Within minutes, two deliverymen wheeled in a walnut encased vertical piano. “Look, Robin, we were able to get a Steinway,” my mother said. I had a vague recollection of conversations pertaining to the cost of a Steinway versus lesser brands, but I had never asked for nor had I been consulted about learning to play piano. No other member of my family played a musical instrument. Ours was a sports family—my older brothers played baseball, and I yearned to join them, but girls were not yet allowed into Little League. The monthly rental program made a Steinway feasible for my parents. If the piano were eventually to be purchased, the rental payments would then be subtracted from the total cost.
I held the door open while the deliverymen wheeled the piano in, and watched as they placed it flush against the wall between living room and the narrow kitchen.
As a finishing touch, and what was, I suppose, intended to be a source of inspiration for these pianistic endeavors, my mother brought forth an ivory colored plastic statue of a man with a threatening gaze.
“Here, Robin, look at this, isn’t it wonderful? It’s a bust of Beethoven!”
“Who? What?” I asked.
“Ludwig van Beethoven,” she said, “one of the most famous composers of classical music. A bust means it is a sculpture of the head only.” She placed the unpleasant bust on the top right of the piano.
* * * *
I sat down and ran my fingers over the keys, and although I liked how smooth they felt, I was not very interested. I just wished Beethoven would stop staring at me so sternly. It must have been his eyes, or lack thereof, that so frightened me. There were no pupils, just carved out lids with indented eye sockets, his long, plastic, wavy hair skimming a high-necked ruffled collar. Unless I kept my head down there was no avoiding him.
I had never heard any classical music in our home. My father loved the songs from jazz singers like Nat King Cole and Peggy Lee and my mother worshiped Frank Sinatra.
One afternoon, an elderly woman with wrinkled skin and a black skirt, which fell below her knees, showed up for lessons. This was no replacement for the ball field.
The teacher pulled Thompson’s red beginner book out of her bag and we began. “Every good boy does fine,” she hammered into my head for the treble clef, and “F-A-C-E” for the bass. I learned to read music quickly, but every day after school, when all I wanted to do was roll around the floor with our dog, my mother had to essentially push me towards the piano and the bust.
I endured the lessons a few months longer, making it just past the Thompson classic, “Spinning Song.” Between the humorless teacher and Beethoven’s menacing glare, classical music held zero interest for me. Owing to my refusal to practice and the ensuing battles with my mother, the piano was returned.
The deliverymen removed the piano, but Beethoven endured. He was placed on a living room shelf and served as a constant reminder of how I had disappointed my mother. I was no pianist.
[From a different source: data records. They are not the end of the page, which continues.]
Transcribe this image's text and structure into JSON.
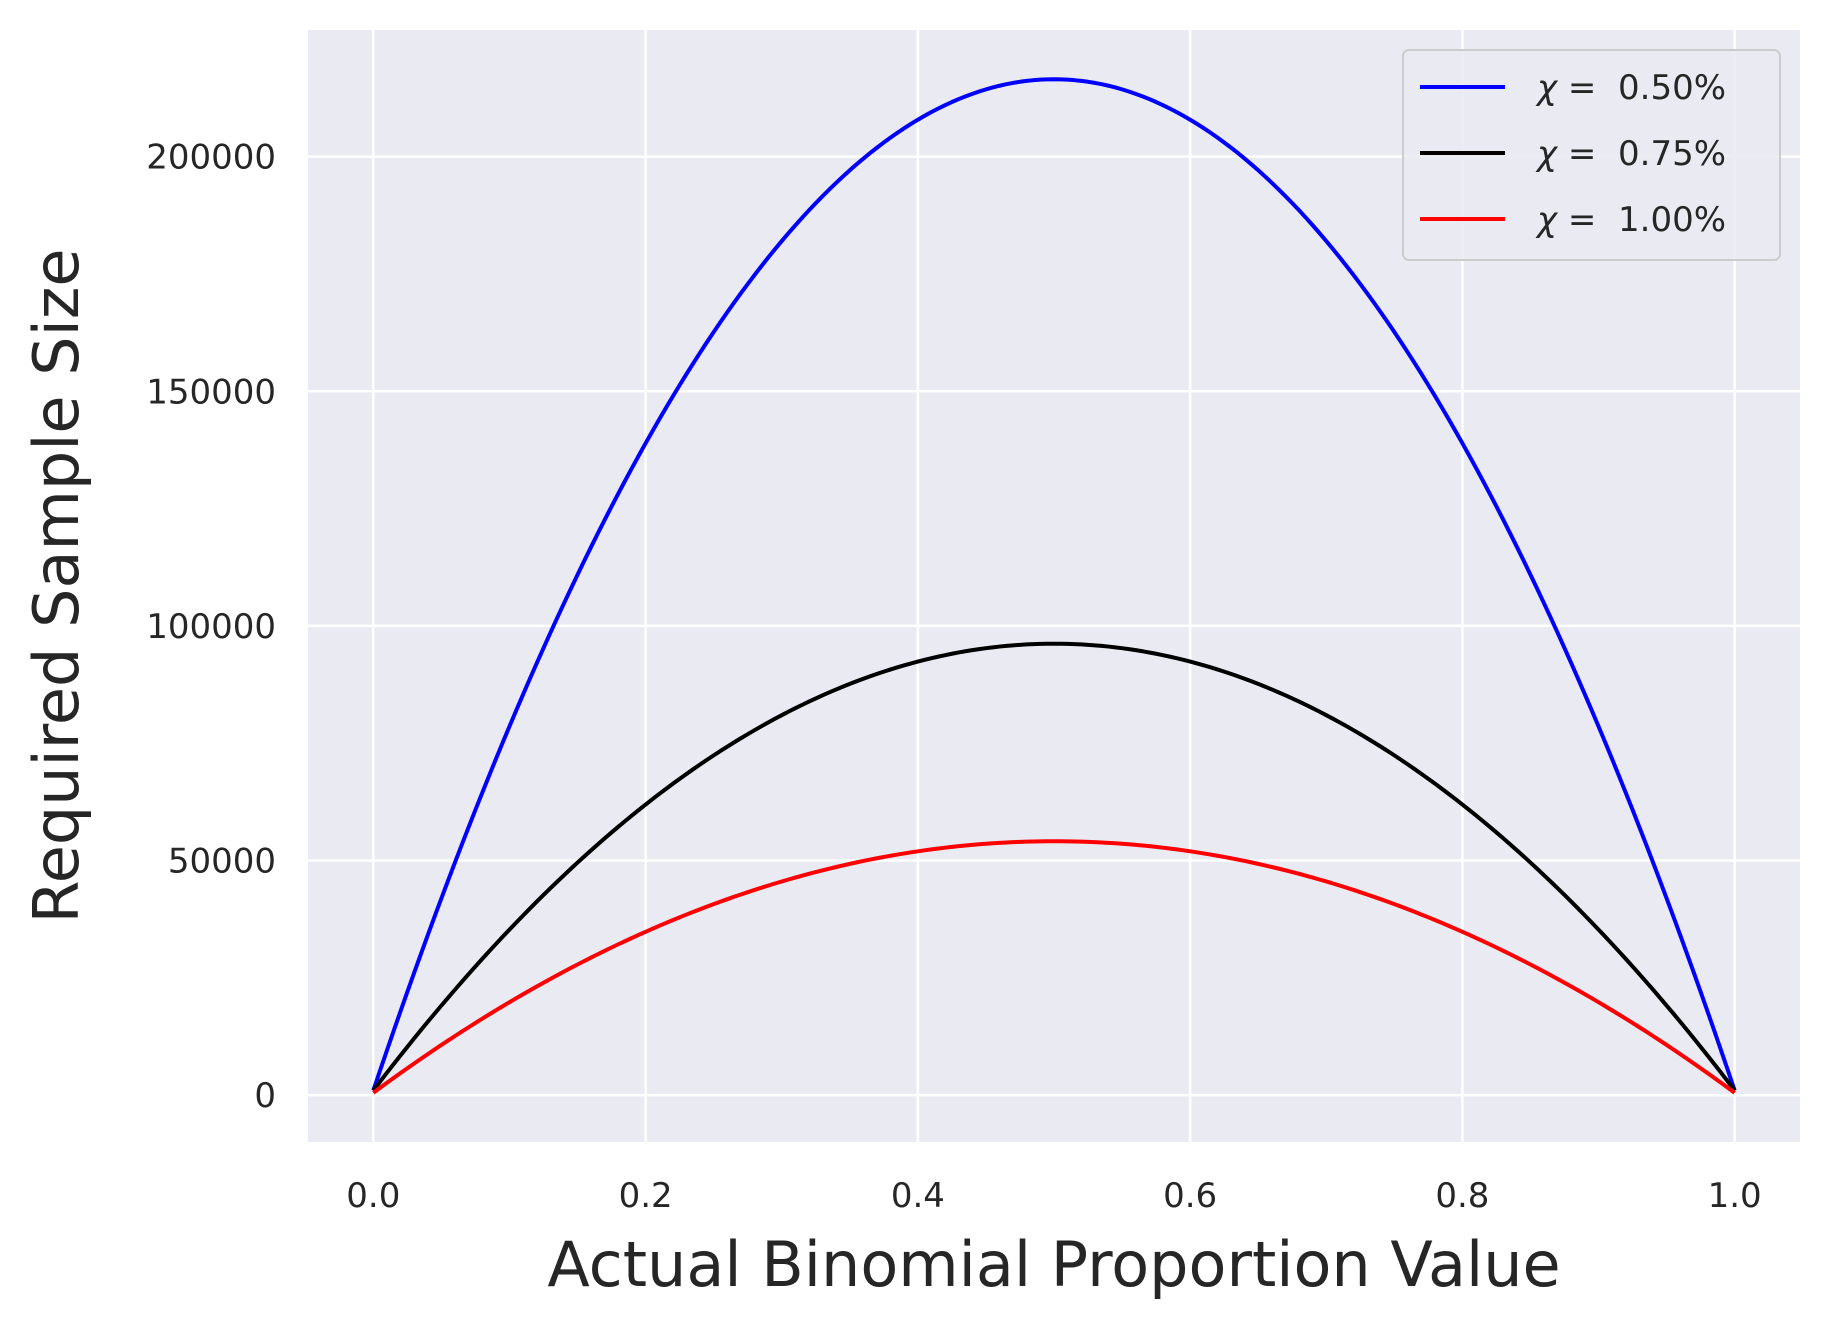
{
  "chart_data": {
    "type": "line",
    "title": "",
    "xlabel": "Actual Binomial Proportion Value",
    "ylabel": "Required Sample Size",
    "xlim": [
      -0.048,
      1.048
    ],
    "ylim": [
      -10000,
      227000
    ],
    "xticks": [
      "0.0",
      "0.2",
      "0.4",
      "0.6",
      "0.8",
      "1.0"
    ],
    "yticks": [
      "0",
      "50000",
      "100000",
      "150000",
      "200000"
    ],
    "grid": true,
    "background": "#eaeaf2",
    "legend_position": "top-right",
    "series": [
      {
        "name": "χ =  0.50%",
        "symbol": "χ",
        "label_suffix": " =  0.50%",
        "color": "#0000ff",
        "peak": 216500,
        "offset": 1000
      },
      {
        "name": "χ =  0.75%",
        "symbol": "χ",
        "label_suffix": " =  0.75%",
        "color": "#000000",
        "peak": 96200,
        "offset": 1000
      },
      {
        "name": "χ =  1.00%",
        "symbol": "χ",
        "label_suffix": " =  1.00%",
        "color": "#ff0000",
        "peak": 54100,
        "offset": 500
      }
    ]
  }
}
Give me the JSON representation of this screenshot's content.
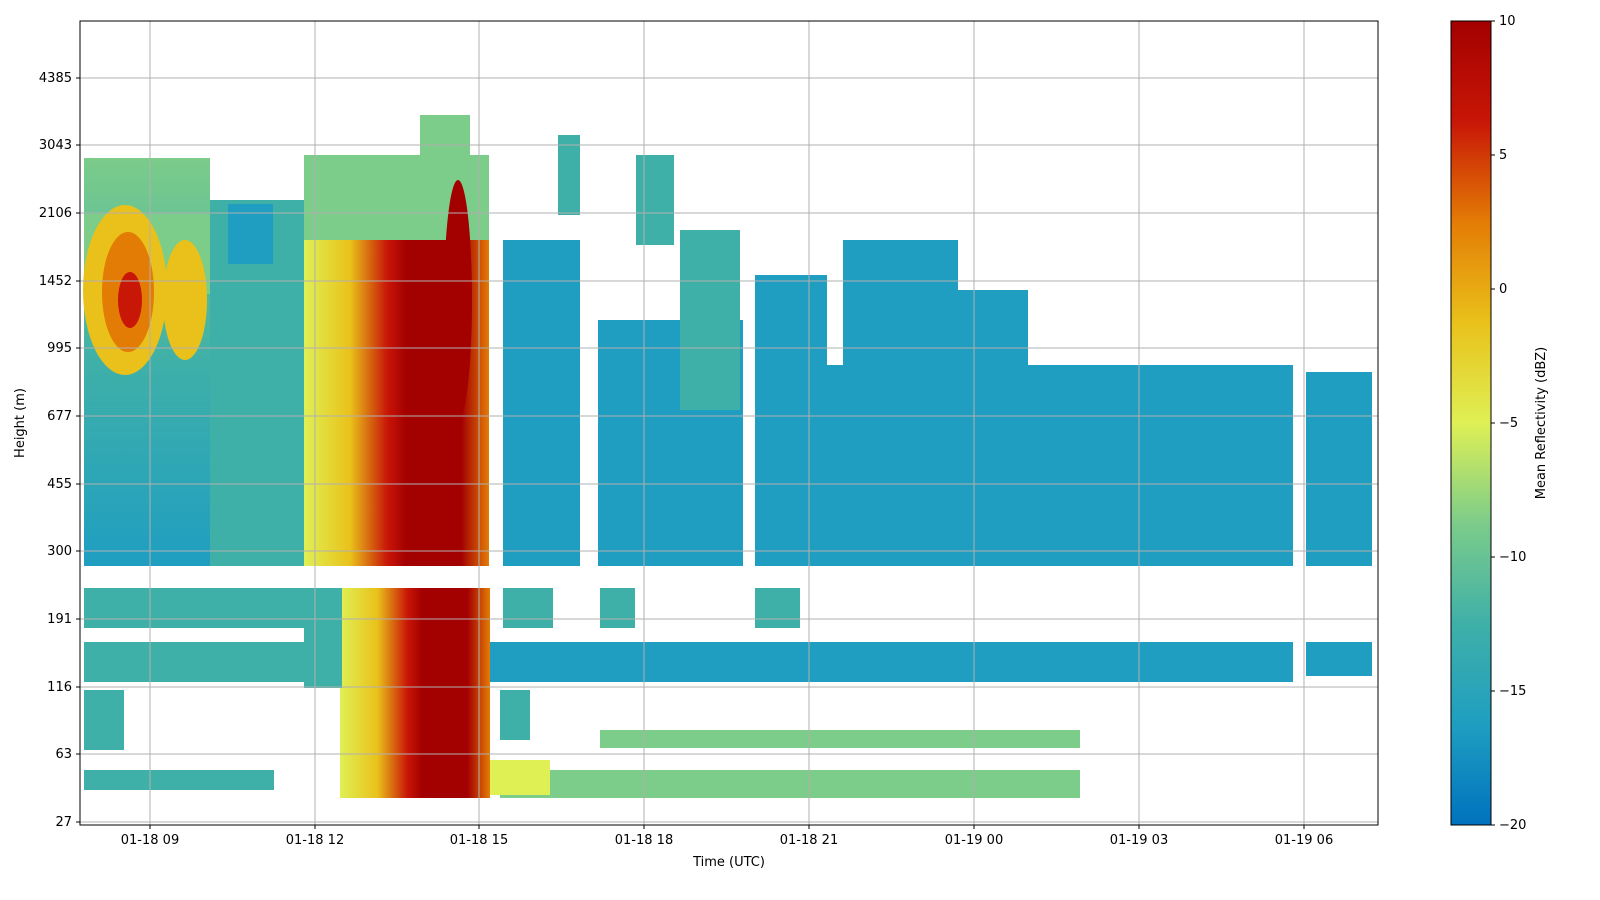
{
  "chart_data": {
    "type": "heatmap",
    "title": "",
    "xlabel": "Time (UTC)",
    "ylabel": "Height (m)",
    "x_range": [
      "2024-01-18T07:36",
      "2024-01-19T07:24"
    ],
    "x_ticks": [
      "01-18 09",
      "01-18 12",
      "01-18 15",
      "01-18 18",
      "01-18 21",
      "01-19 00",
      "01-19 03",
      "01-19 06"
    ],
    "y_scale": "log",
    "y_ticks": [
      "27",
      "63",
      "116",
      "191",
      "300",
      "455",
      "677",
      "995",
      "1452",
      "2106",
      "3043",
      "4385"
    ],
    "grid": true,
    "colorbar": {
      "label": "Mean Reflectivity (dBZ)",
      "range": [
        -20,
        10
      ],
      "ticks": [
        "10",
        "5",
        "0",
        "−5",
        "−10",
        "−15",
        "−20"
      ],
      "colors": [
        "#0072bd",
        "#1f9ec1",
        "#3fb0a8",
        "#7ccc8a",
        "#dff055",
        "#e9c11a",
        "#e37c05",
        "#c81607",
        "#a30000"
      ]
    },
    "gaps": [
      {
        "description": "no data between lower and upper range gates",
        "height_m": [
          232,
          262
        ]
      }
    ],
    "features": [
      {
        "name": "precipitation shaft",
        "time": [
          "01-18 13:30",
          "01-18 14:45"
        ],
        "peak_dbz": 10,
        "height_top_m": 3300
      },
      {
        "name": "early cloud core",
        "time": [
          "01-18 08:00",
          "01-18 10:30"
        ],
        "peak_dbz": 3,
        "height_m": [
          900,
          2200
        ]
      },
      {
        "name": "stratiform layer",
        "time": [
          "01-18 15:30",
          "01-19 07:15"
        ],
        "typical_dbz": -16,
        "height_top_m": 850
      }
    ]
  }
}
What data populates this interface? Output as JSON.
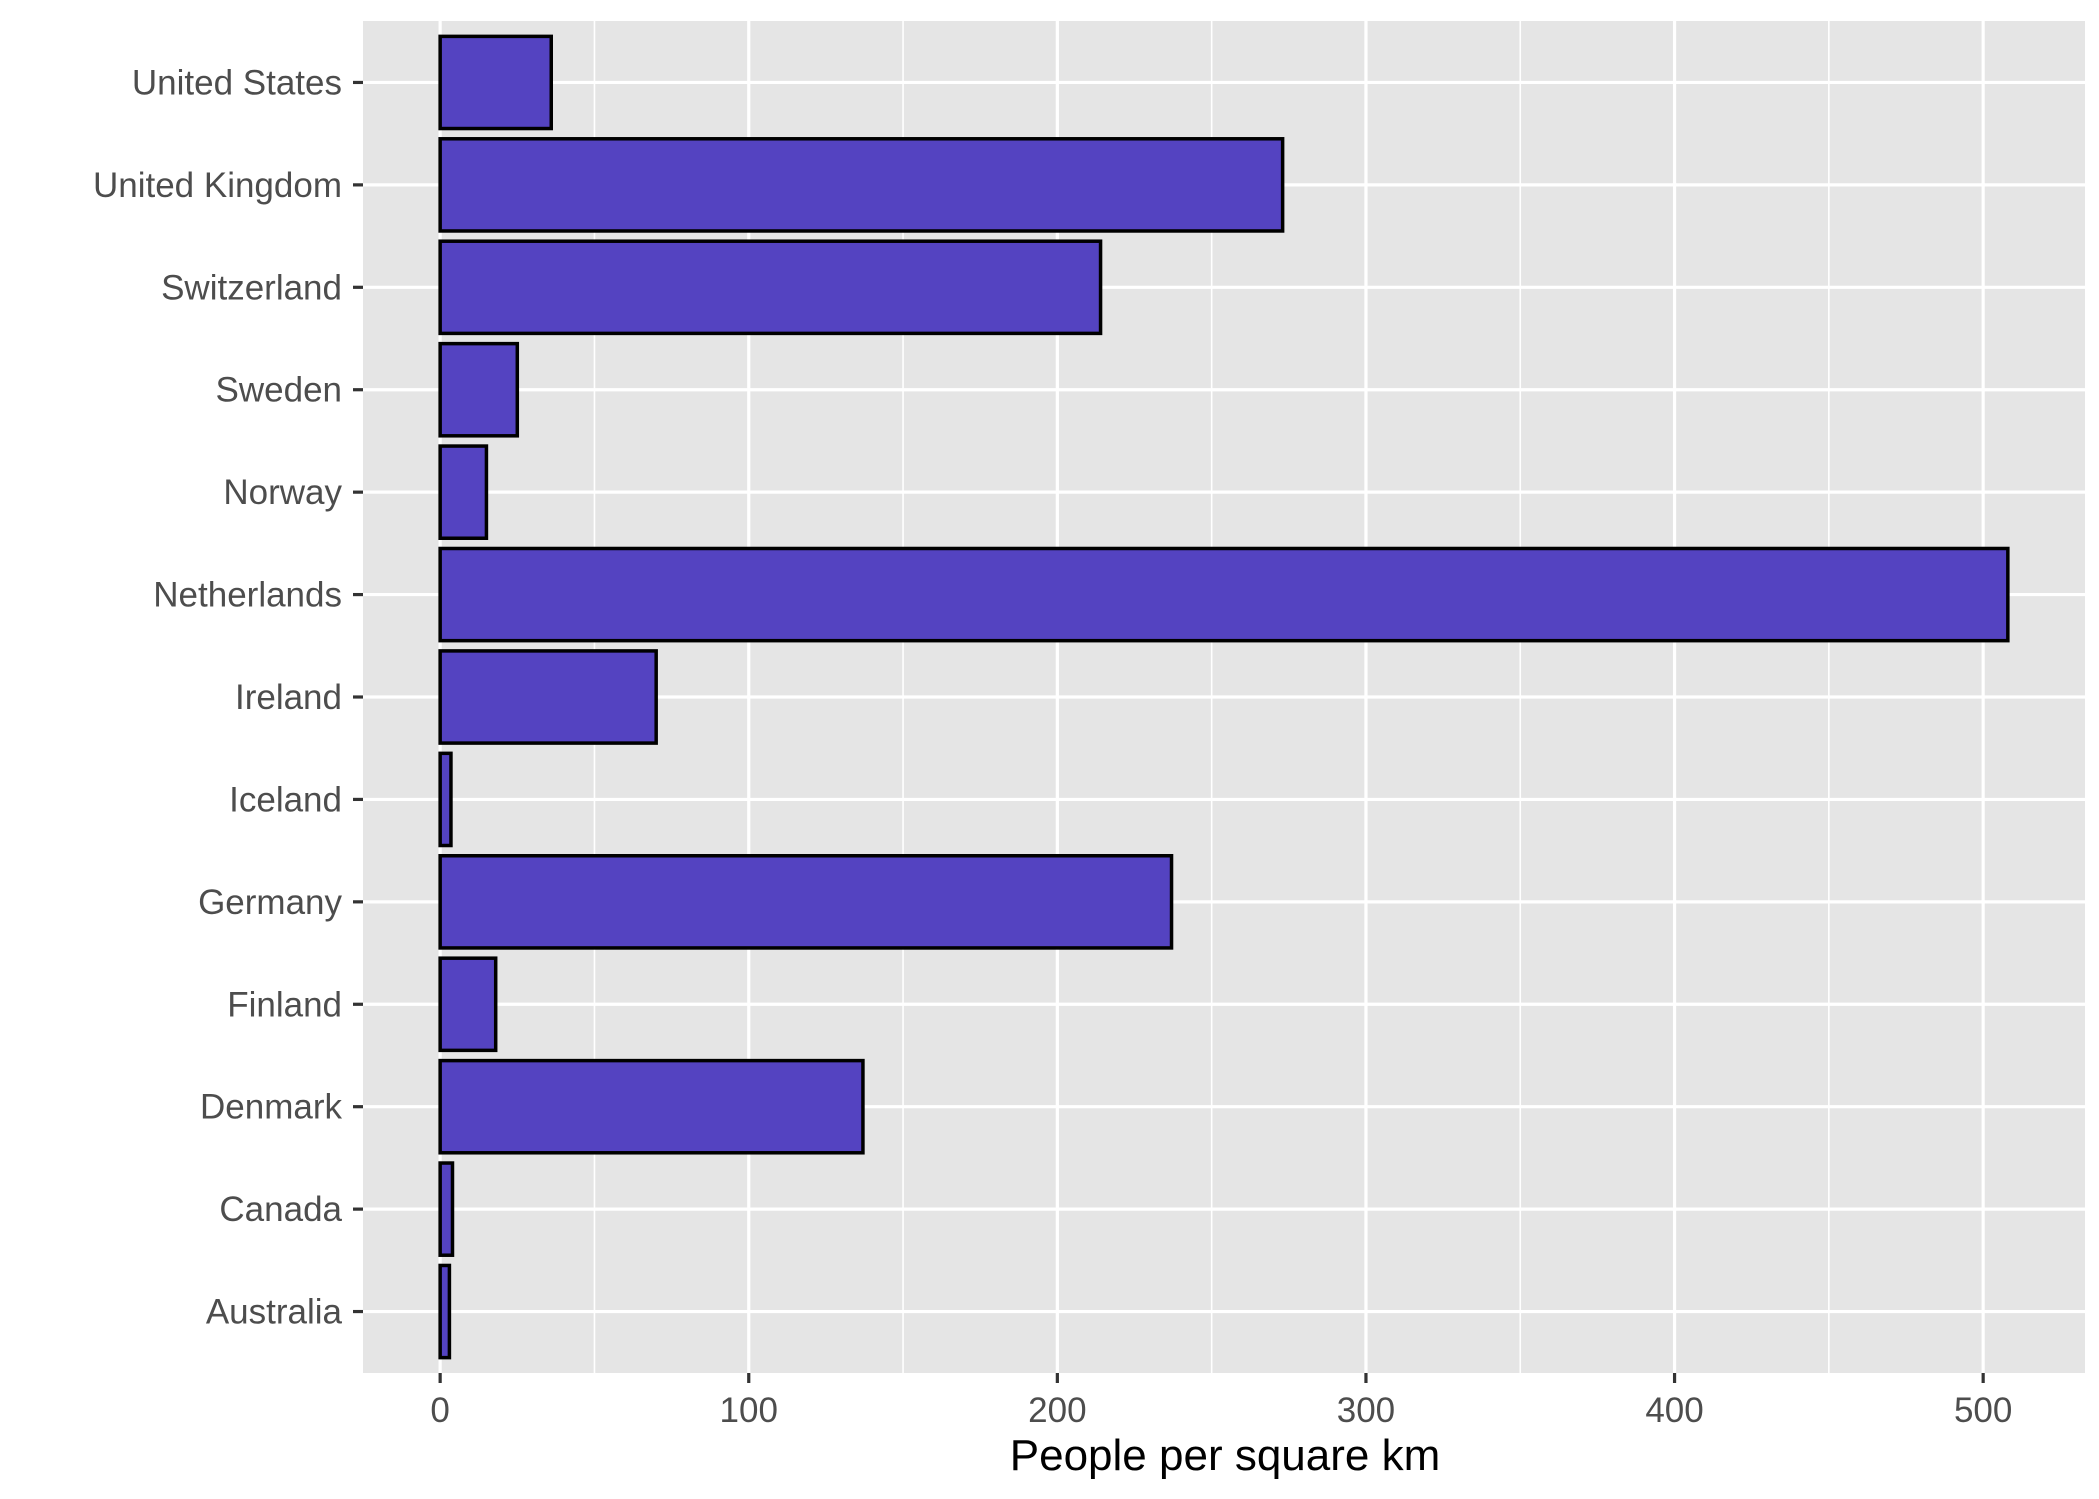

Thirty years later, the bust long gone, the memory of that awful teacher buried in my memory, I decided to take some piano lessons. With several passionate and encouraging teachers, I now find myself, a middle-aged woman, trying to make up for all that lost time. I believe that if I had had a more engaging teacher when I was young, I would have stuck with piano. It would have been a wonderful consolation prize for being excluded from Little League.
And so a few months ago, with my friend’s encouragement, I mustered up the courage to buy the Henle edition of the Complete Beethoven Bagatelles. My teacher selected Number 2 from Opus 119 for me.
The music was loaded with a playful personality, a sound I could never have thought possible with the memory of that awful bust. But now I can’t get enough of it. Like my mother, I still love listening to Sinatra, but perhaps Beethoven wasn’t so frightening after all.